Skip to content

ksanyok/TextHumanize

Repository files navigation

TextHumanize

Algorithmic text naturalization library — transforms machine-generated text into natural, human-like prose

Python 3.9+ PHP 8.1+ Tests License


TextHumanize is a text processing library that normalizes typography, simplifies bureaucratic language, diversifies sentence structure, increases burstiness and perplexity, and replaces formulaic phrases with natural alternatives.
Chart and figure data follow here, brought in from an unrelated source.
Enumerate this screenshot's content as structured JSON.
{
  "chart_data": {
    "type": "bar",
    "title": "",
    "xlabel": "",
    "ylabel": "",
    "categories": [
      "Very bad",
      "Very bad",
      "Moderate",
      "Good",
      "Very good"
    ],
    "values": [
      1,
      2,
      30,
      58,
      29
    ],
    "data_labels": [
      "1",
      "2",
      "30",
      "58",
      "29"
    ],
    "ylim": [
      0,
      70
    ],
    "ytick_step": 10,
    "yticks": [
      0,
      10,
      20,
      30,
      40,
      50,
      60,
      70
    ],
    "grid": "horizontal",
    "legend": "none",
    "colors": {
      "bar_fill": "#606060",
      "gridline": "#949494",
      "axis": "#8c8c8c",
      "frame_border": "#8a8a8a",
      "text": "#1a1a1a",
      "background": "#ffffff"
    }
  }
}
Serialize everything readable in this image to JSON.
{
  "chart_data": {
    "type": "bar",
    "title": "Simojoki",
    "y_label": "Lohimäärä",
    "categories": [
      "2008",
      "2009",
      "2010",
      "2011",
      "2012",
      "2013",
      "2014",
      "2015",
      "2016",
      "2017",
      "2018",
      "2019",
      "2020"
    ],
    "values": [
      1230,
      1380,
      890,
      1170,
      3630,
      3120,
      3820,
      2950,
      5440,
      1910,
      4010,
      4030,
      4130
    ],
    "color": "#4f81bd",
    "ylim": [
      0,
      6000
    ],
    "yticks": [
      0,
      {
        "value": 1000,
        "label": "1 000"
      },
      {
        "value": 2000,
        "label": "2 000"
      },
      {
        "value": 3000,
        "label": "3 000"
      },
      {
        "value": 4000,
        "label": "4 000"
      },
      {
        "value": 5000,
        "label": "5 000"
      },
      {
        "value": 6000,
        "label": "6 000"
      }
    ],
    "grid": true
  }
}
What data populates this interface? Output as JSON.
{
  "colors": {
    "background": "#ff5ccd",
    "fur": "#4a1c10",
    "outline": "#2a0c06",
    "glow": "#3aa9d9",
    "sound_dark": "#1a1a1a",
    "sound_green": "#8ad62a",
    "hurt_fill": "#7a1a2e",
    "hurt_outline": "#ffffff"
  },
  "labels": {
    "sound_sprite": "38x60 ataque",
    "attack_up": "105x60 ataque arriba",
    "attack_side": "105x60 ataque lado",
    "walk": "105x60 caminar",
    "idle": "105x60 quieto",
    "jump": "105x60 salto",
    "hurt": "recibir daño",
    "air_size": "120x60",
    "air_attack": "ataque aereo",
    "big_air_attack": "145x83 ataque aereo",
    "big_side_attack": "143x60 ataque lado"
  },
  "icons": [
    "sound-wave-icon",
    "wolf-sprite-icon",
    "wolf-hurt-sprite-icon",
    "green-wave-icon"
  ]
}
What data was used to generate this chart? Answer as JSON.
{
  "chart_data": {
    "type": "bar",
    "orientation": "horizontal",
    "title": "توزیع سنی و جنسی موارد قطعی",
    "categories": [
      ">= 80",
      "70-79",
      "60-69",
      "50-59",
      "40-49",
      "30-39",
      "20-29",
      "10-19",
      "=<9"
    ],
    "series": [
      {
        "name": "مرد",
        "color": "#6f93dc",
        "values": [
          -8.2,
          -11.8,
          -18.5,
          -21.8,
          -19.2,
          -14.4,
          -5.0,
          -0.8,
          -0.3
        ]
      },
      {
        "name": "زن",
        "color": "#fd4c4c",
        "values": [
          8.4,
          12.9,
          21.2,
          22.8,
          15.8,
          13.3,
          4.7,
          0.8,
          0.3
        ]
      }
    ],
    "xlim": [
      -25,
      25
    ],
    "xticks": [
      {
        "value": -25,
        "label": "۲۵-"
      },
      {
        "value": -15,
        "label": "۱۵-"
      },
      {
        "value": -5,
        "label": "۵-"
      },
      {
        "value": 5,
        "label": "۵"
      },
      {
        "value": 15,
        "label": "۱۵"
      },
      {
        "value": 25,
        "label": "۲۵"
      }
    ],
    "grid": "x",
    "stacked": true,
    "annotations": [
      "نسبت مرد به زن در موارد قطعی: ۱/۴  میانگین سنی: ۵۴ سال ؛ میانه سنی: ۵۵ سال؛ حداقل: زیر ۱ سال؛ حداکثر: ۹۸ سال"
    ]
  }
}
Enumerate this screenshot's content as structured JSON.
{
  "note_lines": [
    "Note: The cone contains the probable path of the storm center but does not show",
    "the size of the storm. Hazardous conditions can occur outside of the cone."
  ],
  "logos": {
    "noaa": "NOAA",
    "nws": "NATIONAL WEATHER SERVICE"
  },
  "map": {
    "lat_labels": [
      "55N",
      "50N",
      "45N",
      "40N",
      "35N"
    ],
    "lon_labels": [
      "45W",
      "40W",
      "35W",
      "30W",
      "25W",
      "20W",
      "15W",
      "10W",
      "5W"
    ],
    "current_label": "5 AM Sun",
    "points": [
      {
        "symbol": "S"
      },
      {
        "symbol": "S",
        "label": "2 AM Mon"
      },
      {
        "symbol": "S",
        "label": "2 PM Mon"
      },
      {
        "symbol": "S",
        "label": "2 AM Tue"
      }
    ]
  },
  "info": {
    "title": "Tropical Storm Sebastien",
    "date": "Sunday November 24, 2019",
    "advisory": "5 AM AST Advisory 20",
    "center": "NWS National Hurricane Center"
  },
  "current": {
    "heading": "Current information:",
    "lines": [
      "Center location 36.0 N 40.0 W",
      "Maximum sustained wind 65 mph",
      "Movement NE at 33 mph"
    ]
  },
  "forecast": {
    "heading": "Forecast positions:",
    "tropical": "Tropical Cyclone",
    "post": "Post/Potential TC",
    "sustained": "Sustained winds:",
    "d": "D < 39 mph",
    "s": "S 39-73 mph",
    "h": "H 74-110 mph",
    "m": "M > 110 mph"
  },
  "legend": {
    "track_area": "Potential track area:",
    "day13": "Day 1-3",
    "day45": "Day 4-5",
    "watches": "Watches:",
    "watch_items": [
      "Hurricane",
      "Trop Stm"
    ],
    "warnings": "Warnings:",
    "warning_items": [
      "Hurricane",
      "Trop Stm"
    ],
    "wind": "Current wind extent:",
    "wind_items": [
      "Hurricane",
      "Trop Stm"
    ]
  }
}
Available for Python and PHP.

Full language support: Russian · Ukrainian · English · German · French · Spanish · Polish · Portuguese · Italian

Universal processor: works with any language using statistical methods (no dictionaries required).


Table of Contents


Features

TextHumanize addresses common patterns found in machine-generated text:

Pattern Before After
Em dashes text — example text - example
Typographic quotes «text» "text"
Bureaucratic words utilize, implement use, do
Formulaic connectors However, Furthermore But, Also
Uniform sentences All 15-20 words Varied lengths
Word repetition important... important... Synonym substitution
Overly perfect punctuation Frequent ; and : Simplified punctuation
Low perplexity Predictable word choice Natural variation
Boilerplate phrases it is important to note notably, by the way

Key Advantages

  • Fast — pure algorithmic processing, zero network requests
  • Private — all processing happens locally, data never leaves your system
  • Controllable — fine-tuned via intensity, profiles, and keyword preservation
  • 9 languages + universal — RU, UK, EN, DE, FR, ES, PL, PT, IT + any other
  • Zero dependencies — Python standard library only
  • Extensible — plugin system for custom pipeline stages
  • Large text support — chunk processing for texts of any size
  • Readability metrics — Flesch-Kincaid, Coleman-Liau built-in

Installation

pip

pip install texthumanize

From source

git clone https://github.com/ksanyok/TextHumanize.git
cd TextHumanize
pip install -e .

Quick Start

from texthumanize import humanize, analyze, explain

# Basic usage
result = humanize("This text utilizes a comprehensive methodology for implementation.")
print(result.text)
# → "This text uses a complete method for setup."

# With options
result = humanize(
    "Furthermore, it is important to note that the implementation facilitates optimization.",
    lang="en",
    profile="web",
    intensity=70,
)
print(result.text)

# Analyze text metrics
report = analyze("Text to analyze for naturalness.", lang="en")
print(f"Artificiality score: {report.artificiality_score:.1f}/100")
print(f"Flesch-Kincaid grade: {report.flesch_kincaid_grade:.1f}")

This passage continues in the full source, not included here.